Query Expansion with LLMs: Searching Better by Saying More

Query expansion has long been a go-to technique for supercharging search systems, though it's taken a backseat since semantic embeddings came onto the scene. While some might think it as outdated in our current landscape of RAG and agentic search, don't count it out just yet. In this deep dive, we'll explore how combining automatic query expansion with jina-embeddings-v3 and LLMs can level up your search game and deliver results that really hit the mark.

tagWhat is Query Expansion?

Query expansion was developed for search systems that judge relevance by matching words from queries with documents that contain them, like tf-idf or other “sparse vector” schemes. That has some obvious limitations. Variant forms of words interfere with matching, like “ran” and “running”, or “optimise” vs. “optimize.” Language-aware preprocessing can mitigate some of these problems, but not all of them. Technical terms, synonyms, and related words are much harder to address. For example, a query for medical research about “coronavirus” will not automatically identify documents that talk about “COVID” or “SARS-CoV-2”, even though those would be very good matches.

Query expansion was invented as a solution.

The idea is to add additional words and phrases to queries to increase the likelihood of identifying good matches. This way, a query for “coronavirus” might have the terms “COVID” and “SARS-CoV-2” added to it. This can dramatically improve search performance.

Flowchart outlining a search engine's query expansion process, featuring a user's coronavirus query and related terms. — Figure 1: Query Expansion Flowchart with Thesaurus

It’s not easy to decide what terms should be added to a query, and there’s been a lot of work on how to identify good terms and how to weight them for tf-idf-style retrieval. Common approaches include:

Using a human-curated thesaurus.
Data-mining large text corpora for related words.
Identifying other terms used in similar queries taken from a query log.
Learning what words and phrases make good query expansions from user feedback.

However, semantic embedding models are supposed to eliminate the need for query expansion. Good text embeddings for “coronavirus”, "COVID" and “SARS-CoV-2” should be very close to each other in the embedding vector space. They should naturally match without any augmentation.

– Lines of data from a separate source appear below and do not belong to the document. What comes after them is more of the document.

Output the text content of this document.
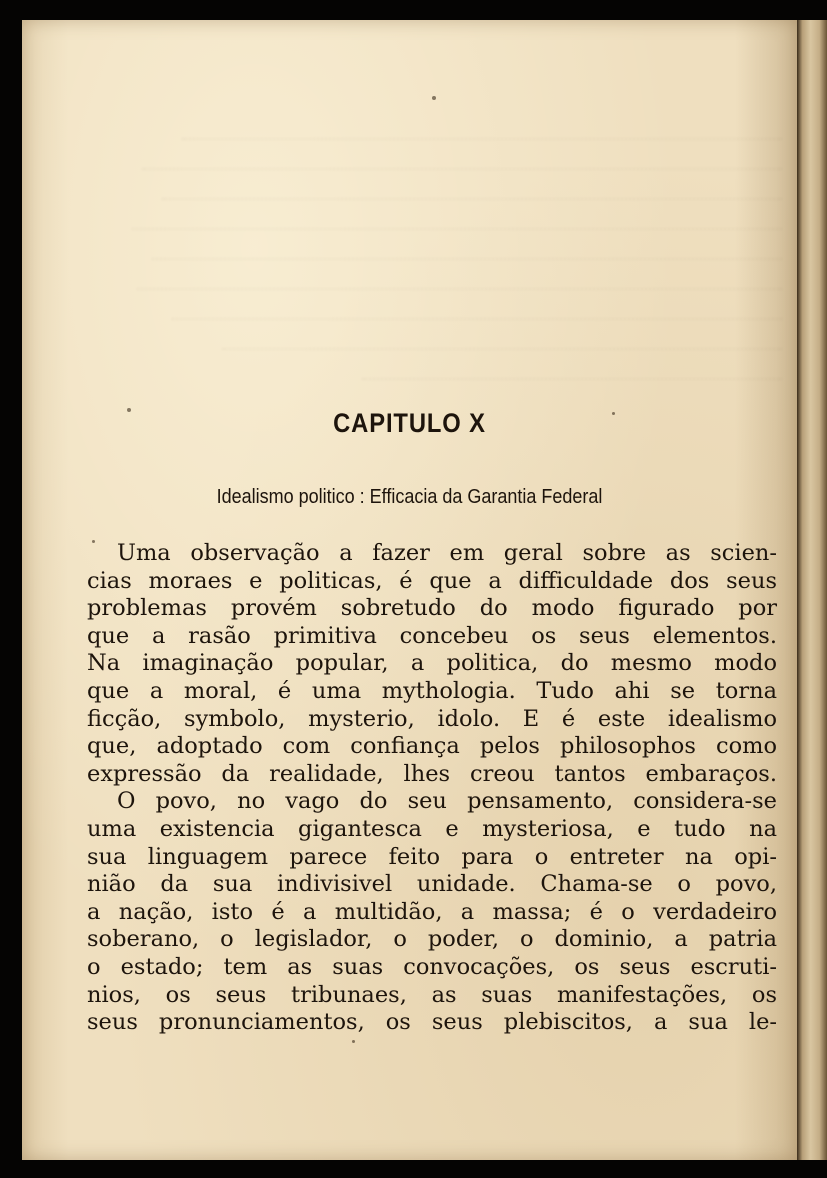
CAPITULO X
Idealismo politico : Efficacia da Garantia Federal
Uma observação a fazer em geral sobre as scien-
cias moraes e politicas, é que a difficuldade dos seus
problemas provém sobretudo do modo figurado por
que a rasão primitiva concebeu os seus elementos.
Na imaginação popular, a politica, do mesmo modo
que a moral, é uma mythologia. Tudo ahi se torna
ficção, symbolo, mysterio, idolo. E é este idealismo
que, adoptado com confiança pelos philosophos como
expressão da realidade, lhes creou tantos embaraços.
O povo, no vago do seu pensamento, considera-se
uma existencia gigantesca e mysteriosa, e tudo na
sua linguagem parece feito para o entreter na opi-
nião da sua indivisivel unidade. Chama-se o povo,
a nação, isto é a multidão, a massa; é o verdadeiro
soberano, o legislador, o poder, o dominio, a patria
o estado; tem as suas convocações, os seus escruti-
nios, os seus tribunaes, as suas manifestações, os
seus pronunciamentos, os seus plebiscitos, a sua le-
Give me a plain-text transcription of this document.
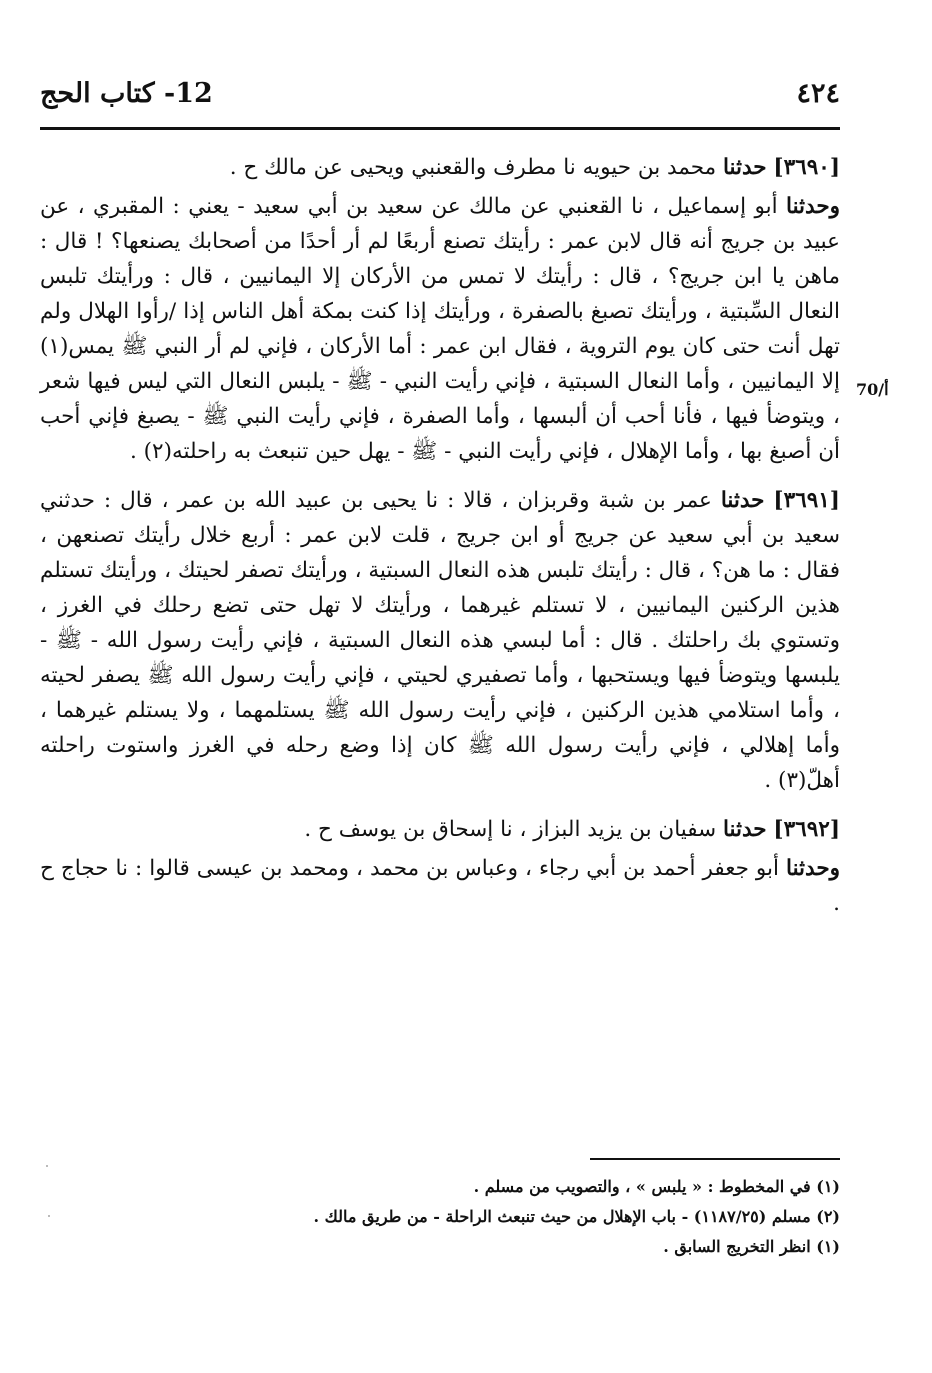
٤٢٤
12- كتاب الحج
70/أ

[٣٦٩٠] حدثنا محمد بن حيويه نا مطرف والقعنبي ويحيى عن مالك ح .

وحدثنا أبو إسماعيل ، نا القعنبي عن مالك عن سعيد بن أبي سعيد - يعني : المقبري ، عن عبيد بن جريج أنه قال لابن عمر : رأيتك تصنع أربعًا لم أر أحدًا من أصحابك يصنعها؟ ! قال : ماهن يا ابن جريج؟ ، قال : رأيتك لا تمس من الأركان إلا اليمانيين ، قال : ورأيتك تلبس النعال السِّبتية ، ورأيتك تصبغ بالصفرة ، ورأيتك إذا كنت بمكة أهل الناس إذا /رأوا الهلال ولم تهل أنت حتى كان يوم التروية ، فقال ابن عمر : أما الأركان ، فإني لم أر النبي ﷺ يمس(١) إلا اليمانيين ، وأما النعال السبتية ، فإني رأيت النبي - ﷺ - يلبس النعال التي ليس فيها شعر ، ويتوضأ فيها ، فأنا أحب أن ألبسها ، وأما الصفرة ، فإني رأيت النبي ﷺ - يصبغ فإني أحب أن أصبغ بها ، وأما الإهلال ، فإني رأيت النبي - ﷺ - يهل حين تنبعث به راحلته(٢) .

[٣٦٩١] حدثنا عمر بن شبة وقربزان ، قالا : نا يحيى بن عبيد الله بن عمر ، قال : حدثني سعيد بن أبي سعيد عن جريج أو ابن جريج ، قلت لابن عمر : أربع خلال رأيتك تصنعهن ، فقال : ما هن؟ ، قال : رأيتك تلبس هذه النعال السبتية ، ورأيتك تصفر لحيتك ، ورأيتك تستلم هذين الركنين اليمانيين ، لا تستلم غيرهما ، ورأيتك لا تهل حتى تضع رحلك في الغرز ، وتستوي بك راحلتك . قال : أما لبسي هذه النعال السبتية ، فإني رأيت رسول الله - ﷺ - يلبسها ويتوضأ فيها ويستحبها ، وأما تصفيري لحيتي ، فإني رأيت رسول الله ﷺ يصفر لحيته ، وأما استلامي هذين الركنين ، فإني رأيت رسول الله ﷺ يستلمهما ، ولا يستلم غيرهما ، وأما إهلالي ، فإني رأيت رسول الله ﷺ كان إذا وضع رحله في الغرز واستوت راحلته أهلّ(٣) .

[٣٦٩٢] حدثنا سفيان بن يزيد البزاز ، نا إسحاق بن يوسف ح .

وحدثنا أبو جعفر أحمد بن أبي رجاء ، وعباس بن محمد ، ومحمد بن عيسى قالوا : نا حجاج ح .

(١) في المخطوط : « يلبس » ، والتصويب من مسلم .

(٢) مسلم (١١٨٧/٢٥) - باب الإهلال من حيث تنبعث الراحلة - من طريق مالك .

(١) انظر التخريج السابق .
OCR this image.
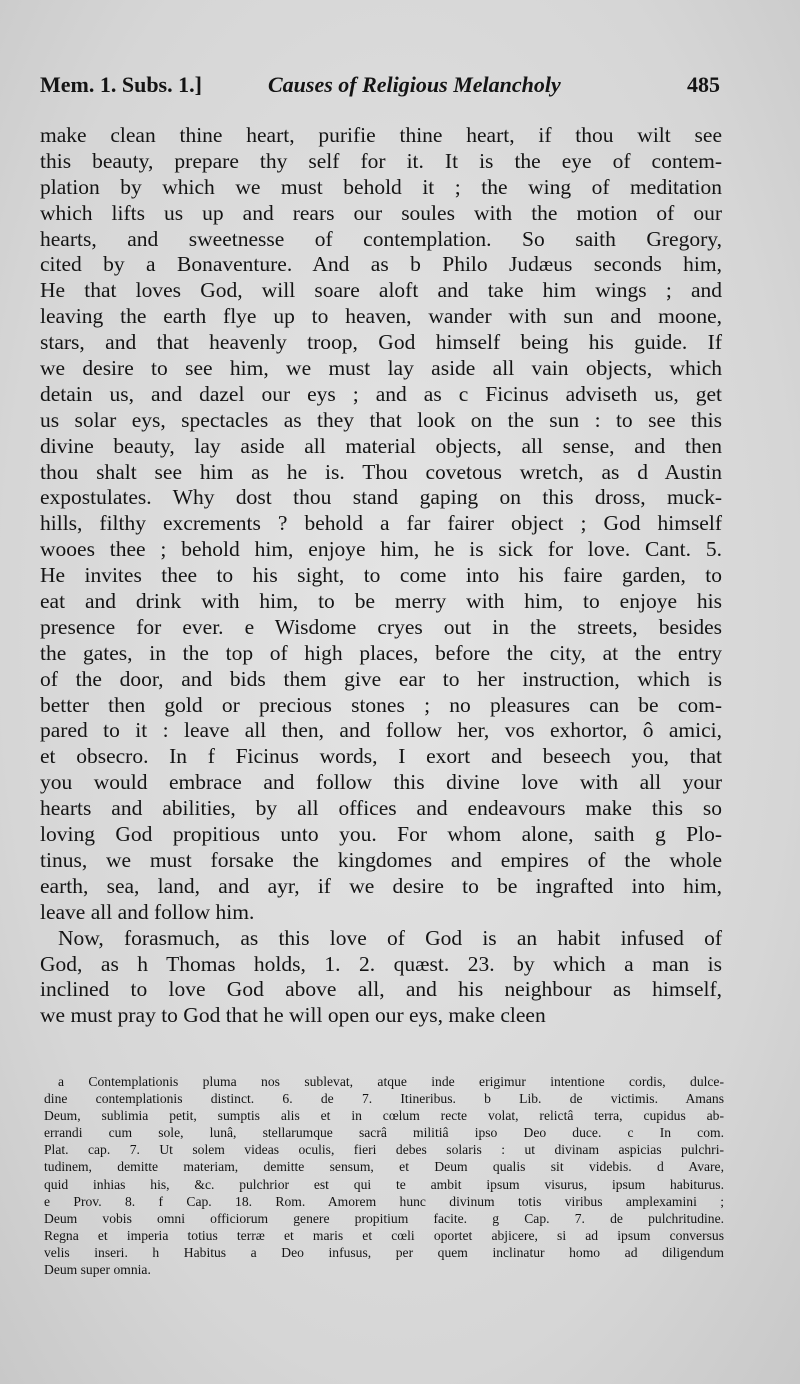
Mem. 1. Subs. 1.]	Causes of Religious Melancholy	485
make clean thine heart, purifie thine heart, if thou wilt see
this beauty, prepare thy self for it. It is the eye of contem-
plation by which we must behold it ; the wing of meditation
which lifts us up and rears our soules with the motion of our
hearts, and sweetnesse of contemplation. So saith Gregory,
cited by a Bonaventure. And as b Philo Judæus seconds him,
He that loves God, will soare aloft and take him wings ; and
leaving the earth flye up to heaven, wander with sun and moone,
stars, and that heavenly troop, God himself being his guide. If
we desire to see him, we must lay aside all vain objects, which
detain us, and dazel our eys ; and as c Ficinus adviseth us, get
us solar eys, spectacles as they that look on the sun : to see this
divine beauty, lay aside all material objects, all sense, and then
thou shalt see him as he is. Thou covetous wretch, as d Austin
expostulates. Why dost thou stand gaping on this dross, muck-
hills, filthy excrements ? behold a far fairer object ; God himself
wooes thee ; behold him, enjoye him, he is sick for love. Cant. 5.
He invites thee to his sight, to come into his faire garden, to
eat and drink with him, to be merry with him, to enjoye his
presence for ever. e Wisdome cryes out in the streets, besides
the gates, in the top of high places, before the city, at the entry
of the door, and bids them give ear to her instruction, which is
better then gold or precious stones ; no pleasures can be com-
pared to it : leave all then, and follow her, vos exhortor, ô amici,
et obsecro. In f Ficinus words, I exort and beseech you, that
you would embrace and follow this divine love with all your
hearts and abilities, by all offices and endeavours make this so
loving God propitious unto you. For whom alone, saith g Plo-
tinus, we must forsake the kingdomes and empires of the whole
earth, sea, land, and ayr, if we desire to be ingrafted into him,
leave all and follow him.
Now, forasmuch, as this love of God is an habit infused of
God, as h Thomas holds, 1. 2. quæst. 23. by which a man is
inclined to love God above all, and his neighbour as himself,
we must pray to God that he will open our eys, make cleen
a Contemplationis pluma nos sublevat, atque inde erigimur intentione cordis, dulce-
dine contemplationis distinct. 6. de 7. Itineribus. b Lib. de victimis. Amans
Deum, sublimia petit, sumptis alis et in cœlum recte volat, relictâ terra, cupidus ab-
errandi cum sole, lunâ, stellarumque sacrâ militiâ ipso Deo duce. c In com.
Plat. cap. 7. Ut solem videas oculis, fieri debes solaris : ut divinam aspicias pulchri-
tudinem, demitte materiam, demitte sensum, et Deum qualis sit videbis. d Avare,
quid inhias his, &c. pulchrior est qui te ambit ipsum visurus, ipsum habiturus.
e Prov. 8. f Cap. 18. Rom. Amorem hunc divinum totis viribus amplexamini ;
Deum vobis omni officiorum genere propitium facite. g Cap. 7. de pulchritudine.
Regna et imperia totius terræ et maris et cœli oportet abjicere, si ad ipsum conversus
velis inseri. h Habitus a Deo infusus, per quem inclinatur homo ad diligendum
Deum super omnia.
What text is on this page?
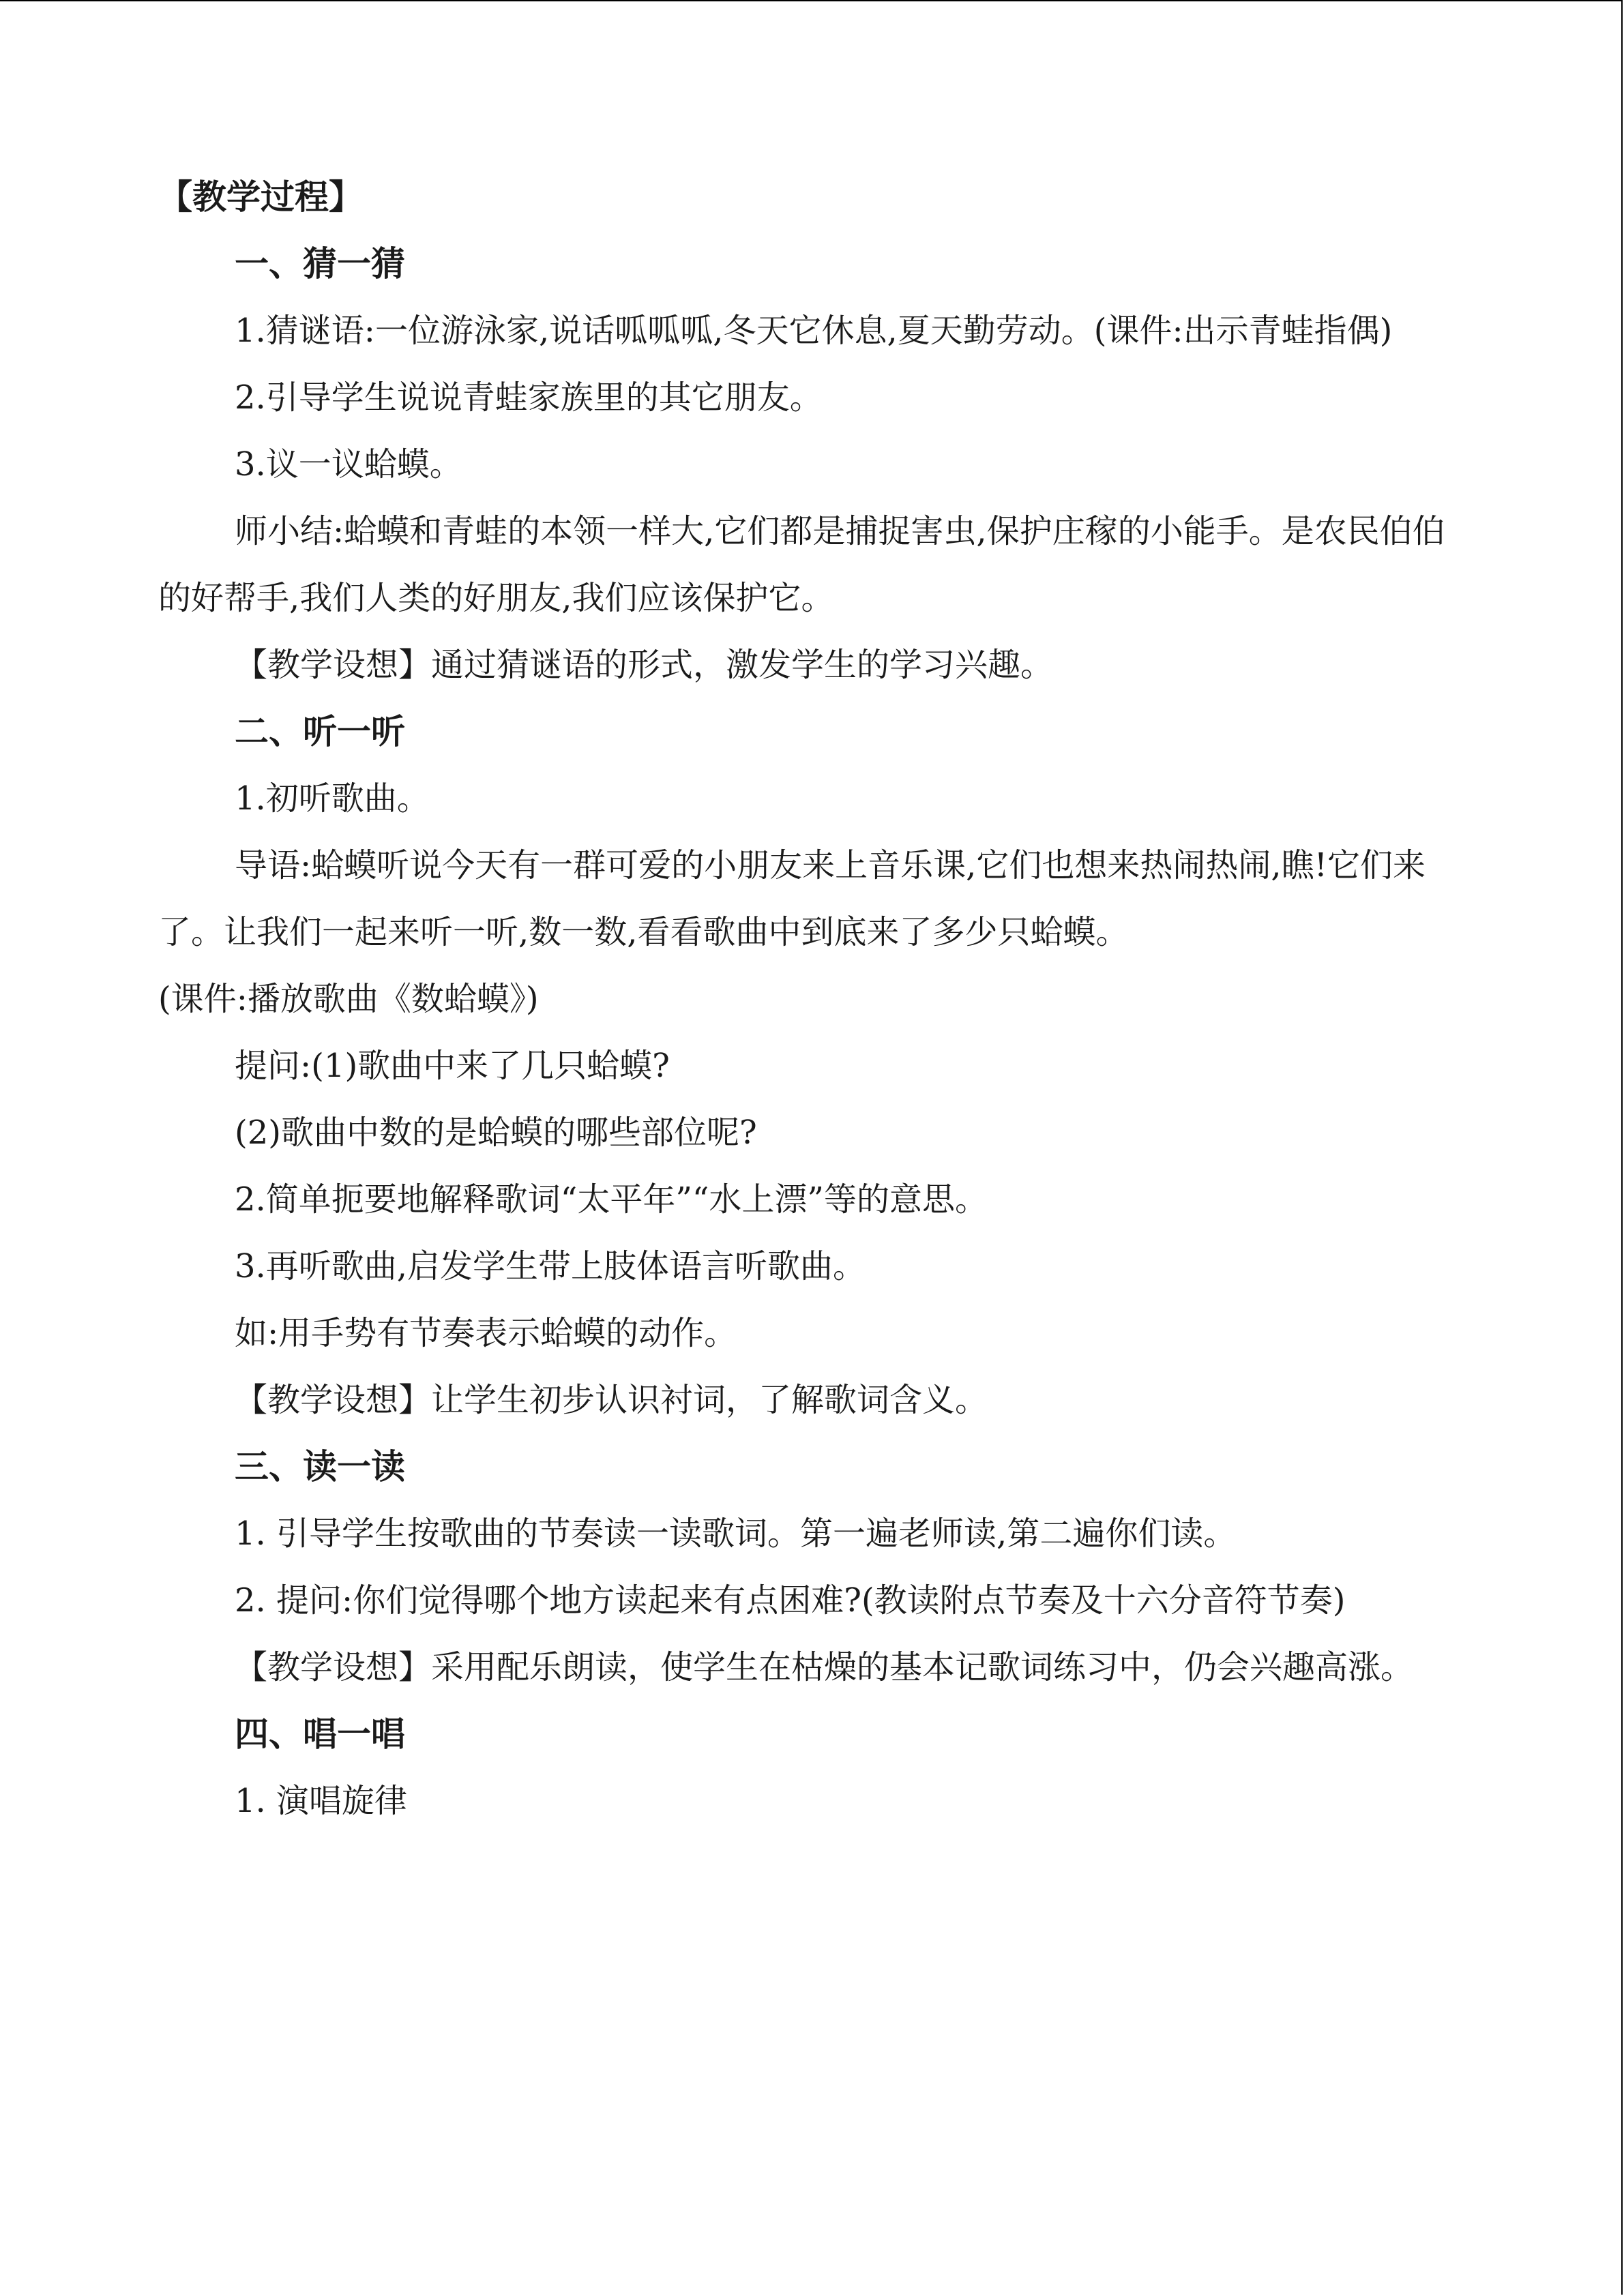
【教学过程】

一、猜一猜

1.猜谜语:一位游泳家,说话呱呱呱,冬天它休息,夏天勤劳动。(课件:出示青蛙指偶)

2.引导学生说说青蛙家族里的其它朋友。

3.议一议蛤蟆。

师小结:蛤蟆和青蛙的本领一样大,它们都是捕捉害虫,保护庄稼的小能手。是农民伯伯的好帮手,我们人类的好朋友,我们应该保护它。

【教学设想】通过猜谜语的形式，激发学生的学习兴趣。

二、听一听

1.初听歌曲。

导语:蛤蟆听说今天有一群可爱的小朋友来上音乐课,它们也想来热闹热闹,瞧!它们来了。让我们一起来听一听,数一数,看看歌曲中到底来了多少只蛤蟆。

(课件:播放歌曲《数蛤蟆》)

提问:(1)歌曲中来了几只蛤蟆?

(2)歌曲中数的是蛤蟆的哪些部位呢?

2.简单扼要地解释歌词“太平年”“水上漂”等的意思。

3.再听歌曲,启发学生带上肢体语言听歌曲。

如:用手势有节奏表示蛤蟆的动作。

【教学设想】让学生初步认识衬词，了解歌词含义。

三、读一读

1. 引导学生按歌曲的节奏读一读歌词。第一遍老师读,第二遍你们读。

2. 提问:你们觉得哪个地方读起来有点困难?(教读附点节奏及十六分音符节奏)

【教学设想】采用配乐朗读，使学生在枯燥的基本记歌词练习中，仍会兴趣高涨。

四、唱一唱

1. 演唱旋律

But, while this should be true in theory, real embeddings made by real models often fall short. Words in embeddings may be ambiguous and adding words to a query can nudge it towards better matches if you use the right words. For example, an embedding for “skin rash” might identify documents about “behaving rashly” and “skin creme” while missing a medical journal article that talks about “dermatitis.” Adding relevant terms will likely nudge the embedding away from unrelated matches toward better ones.

tagLLM Query Expansion

Instead of using a thesaurus or doing lexical data mining, we looked at using an LLM to do query expansion. LLMs have some important potential advantages:

Broad lexical knowledge: Because they’re trained on large, diverse datasets, there is less concern about selecting an appropriate thesaurus or getting the right data.
Capacity for judgment: Not all proposed expansion terms are necessarily appropriate to a specific query. LLMs may not make perfect judgments about topicality, but the alternatives can’t really make judgments at all.
Flexibility: You can adjust your prompt to the needs of the retrieval task, while other approaches are rigid and may require a lot of work to adapt to new domains or data sources.

Once the LLM has proposed a list of terms, query expansion for embeddings operates the same way as traditional query expansion schemes: We add terms to the query text and then use an embedding model to create a query embedding vector.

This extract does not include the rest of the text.